Wednesday, October 24, 2012

breastfeeding > childbirth

How we have survived as a species this long is beyond me. We emerge into the world hairless, unable to walk or feed ourselves, completely dependent upon parents who have neither sharp talons nor speedy gait to protect us. Human childbirth in and of itself is dangerous, considering our upright posture makes our hips too narrow to birth our enormous brains without considerable pain and risk. But for me, childbirth pales in comparison to sustaining our lives beyond the womb.

I've managed a domestic violence shelter and answered a suicide hotline. One time, I kicked a nail while walking barefoot, then walked another mile and a half back to our house while my shoe filled up with blood because I didn't want Mitch to think I was a wimp. But nothing has reduced my stoic, unfeeling face to tears more often than watching my hungry baby scream and thrash at my bosom while I calmly try to explain that if she would just latch, the hunger would go away. Mommy would stop crying, and all would be right in the world.

But unfortunately, human babies are born not knowing how to latch onto their mother's breast. It is something that must be learned. They come out knowing how to suck, bite, nosh, and chew, but not latch. This also means that your baby can not eat. One would think that evolution would have prepared us to at least eat upon entering the world, but evolution has failed us miserably in this area. Thankfully, technological advancement has given us many implements and procedures to counteract natural selection. To simply feed my darling Dot, we tried tubes and syringes, several different bottles and formula. I pumped the crap out of my boobs. We have a Boppy and a My Breast Friend. We even altered my daughter's flawless, perfect little body by consenting to a frenotomy. We were advised to have her upper lip cut as well, but have decided against further procedures for now. We consulted three different pediatricians, two lactation consultants, our doula, and at least half a dozen nurses. I have googled "nipples" more times than I care to count.

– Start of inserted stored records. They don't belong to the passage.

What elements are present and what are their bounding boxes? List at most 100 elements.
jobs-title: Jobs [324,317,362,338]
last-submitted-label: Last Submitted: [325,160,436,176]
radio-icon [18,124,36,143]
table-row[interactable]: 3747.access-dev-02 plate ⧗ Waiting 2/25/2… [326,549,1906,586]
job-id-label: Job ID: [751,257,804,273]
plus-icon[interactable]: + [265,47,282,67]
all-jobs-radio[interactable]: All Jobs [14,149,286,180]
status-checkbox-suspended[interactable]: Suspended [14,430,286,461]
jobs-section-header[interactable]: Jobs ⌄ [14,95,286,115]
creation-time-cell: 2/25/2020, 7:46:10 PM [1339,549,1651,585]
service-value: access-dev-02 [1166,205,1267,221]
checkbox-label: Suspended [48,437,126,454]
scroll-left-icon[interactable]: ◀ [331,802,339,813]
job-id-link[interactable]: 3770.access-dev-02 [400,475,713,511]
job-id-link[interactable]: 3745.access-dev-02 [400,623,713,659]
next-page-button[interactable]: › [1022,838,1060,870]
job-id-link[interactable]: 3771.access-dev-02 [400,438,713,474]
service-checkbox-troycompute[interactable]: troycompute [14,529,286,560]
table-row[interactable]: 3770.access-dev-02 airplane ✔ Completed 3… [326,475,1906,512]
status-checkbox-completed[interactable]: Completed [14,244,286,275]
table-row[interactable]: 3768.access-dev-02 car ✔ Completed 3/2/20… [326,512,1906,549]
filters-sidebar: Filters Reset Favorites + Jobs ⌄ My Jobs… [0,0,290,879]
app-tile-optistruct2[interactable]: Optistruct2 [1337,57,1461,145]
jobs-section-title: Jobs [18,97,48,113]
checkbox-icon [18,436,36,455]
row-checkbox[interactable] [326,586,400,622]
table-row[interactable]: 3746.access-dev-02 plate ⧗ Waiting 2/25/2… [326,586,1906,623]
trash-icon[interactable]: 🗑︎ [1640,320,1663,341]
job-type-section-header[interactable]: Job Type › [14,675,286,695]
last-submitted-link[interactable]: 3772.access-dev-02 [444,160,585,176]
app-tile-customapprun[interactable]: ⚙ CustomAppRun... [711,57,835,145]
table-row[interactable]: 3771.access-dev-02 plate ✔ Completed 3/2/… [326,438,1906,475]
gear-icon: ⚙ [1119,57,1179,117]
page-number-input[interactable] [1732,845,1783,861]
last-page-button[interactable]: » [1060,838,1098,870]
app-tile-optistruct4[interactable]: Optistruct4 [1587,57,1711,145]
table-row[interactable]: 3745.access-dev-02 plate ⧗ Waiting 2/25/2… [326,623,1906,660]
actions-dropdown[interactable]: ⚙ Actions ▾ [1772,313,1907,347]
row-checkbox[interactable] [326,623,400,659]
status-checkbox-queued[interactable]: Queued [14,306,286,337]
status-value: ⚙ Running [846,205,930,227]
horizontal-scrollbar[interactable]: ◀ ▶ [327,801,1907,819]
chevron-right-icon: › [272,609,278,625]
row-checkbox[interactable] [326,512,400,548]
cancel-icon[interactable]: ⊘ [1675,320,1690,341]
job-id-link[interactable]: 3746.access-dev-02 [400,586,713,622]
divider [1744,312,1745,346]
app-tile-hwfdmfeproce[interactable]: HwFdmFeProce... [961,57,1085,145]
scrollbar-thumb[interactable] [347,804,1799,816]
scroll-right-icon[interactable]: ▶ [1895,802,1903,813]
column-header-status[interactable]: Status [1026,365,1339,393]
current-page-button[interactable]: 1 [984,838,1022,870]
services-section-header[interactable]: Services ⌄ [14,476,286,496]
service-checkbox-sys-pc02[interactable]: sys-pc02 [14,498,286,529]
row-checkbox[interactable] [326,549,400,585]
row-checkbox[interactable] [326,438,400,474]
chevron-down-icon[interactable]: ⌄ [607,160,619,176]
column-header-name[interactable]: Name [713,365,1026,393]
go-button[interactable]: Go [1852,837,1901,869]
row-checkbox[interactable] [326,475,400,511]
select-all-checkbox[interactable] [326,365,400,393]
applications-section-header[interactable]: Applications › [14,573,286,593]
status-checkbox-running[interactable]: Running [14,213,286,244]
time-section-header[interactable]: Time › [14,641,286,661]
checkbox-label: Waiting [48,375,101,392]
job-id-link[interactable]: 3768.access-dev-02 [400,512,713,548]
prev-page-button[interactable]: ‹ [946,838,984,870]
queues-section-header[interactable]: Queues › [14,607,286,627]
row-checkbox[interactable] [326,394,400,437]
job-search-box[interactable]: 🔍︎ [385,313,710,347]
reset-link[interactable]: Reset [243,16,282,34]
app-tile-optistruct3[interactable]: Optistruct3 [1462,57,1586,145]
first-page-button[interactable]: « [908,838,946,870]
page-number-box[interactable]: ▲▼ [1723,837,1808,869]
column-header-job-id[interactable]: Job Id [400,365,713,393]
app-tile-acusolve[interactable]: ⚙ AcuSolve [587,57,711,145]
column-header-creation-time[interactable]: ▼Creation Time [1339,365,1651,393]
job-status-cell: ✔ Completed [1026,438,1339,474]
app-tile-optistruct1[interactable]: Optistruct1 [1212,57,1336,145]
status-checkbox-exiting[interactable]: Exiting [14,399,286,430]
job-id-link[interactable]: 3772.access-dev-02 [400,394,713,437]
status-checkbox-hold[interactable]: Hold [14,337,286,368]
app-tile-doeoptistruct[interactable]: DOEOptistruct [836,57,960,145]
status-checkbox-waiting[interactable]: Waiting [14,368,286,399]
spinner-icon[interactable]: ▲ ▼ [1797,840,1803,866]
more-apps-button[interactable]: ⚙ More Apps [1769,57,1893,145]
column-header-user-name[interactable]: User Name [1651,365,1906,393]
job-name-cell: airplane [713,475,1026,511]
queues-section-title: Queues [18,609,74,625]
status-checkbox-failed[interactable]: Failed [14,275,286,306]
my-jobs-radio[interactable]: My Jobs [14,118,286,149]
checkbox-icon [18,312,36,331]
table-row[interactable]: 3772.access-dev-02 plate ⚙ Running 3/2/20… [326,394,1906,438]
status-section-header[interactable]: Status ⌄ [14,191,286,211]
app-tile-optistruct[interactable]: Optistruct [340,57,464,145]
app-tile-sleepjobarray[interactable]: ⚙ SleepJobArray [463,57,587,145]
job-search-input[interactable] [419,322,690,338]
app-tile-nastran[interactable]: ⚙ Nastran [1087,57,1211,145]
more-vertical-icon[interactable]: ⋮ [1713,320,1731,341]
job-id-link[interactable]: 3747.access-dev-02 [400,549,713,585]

And finally, as of Sunday, we were exclusively nursing. It was toe-curlingly painful and required nine hands to get started, but we were nursing nonetheless. And despite all the crying and consulting fees and implements, it is one of the most liberating things I have ever done. I consider myself immensely lucky to have even established it in the first two weeks, and to have access to so much help and support. And Mitch considers himself lucky to have a wife who walks around topless most of the day.
boob coma


  1. Oh man - I had so much trouble breast feeding. I would cry, I would yell, I would pull my hair out in anguish but apparently that did not make my nipples more appealing to my children. Latching was impossible.

    I felt inept. I would look at other mothers who did it so naturally and would just be in awe. Like - this is something I am supposed to just get, right? women all over the world, for centuries have done it. What the hell was my problem.

    I still have a complex about it. It is something that makes me sad that I couldn't keep it up for very long with either of my two children.

    Glad you got through the hard stuff and are doing it!

  2. Oh friend, I can't even count the number of times I have fantasized about quitting (at least three times a night when I'm jarred awake by a screaming, ravenous baby). I can't give side-eye to anyone who formula-feeds. I get it.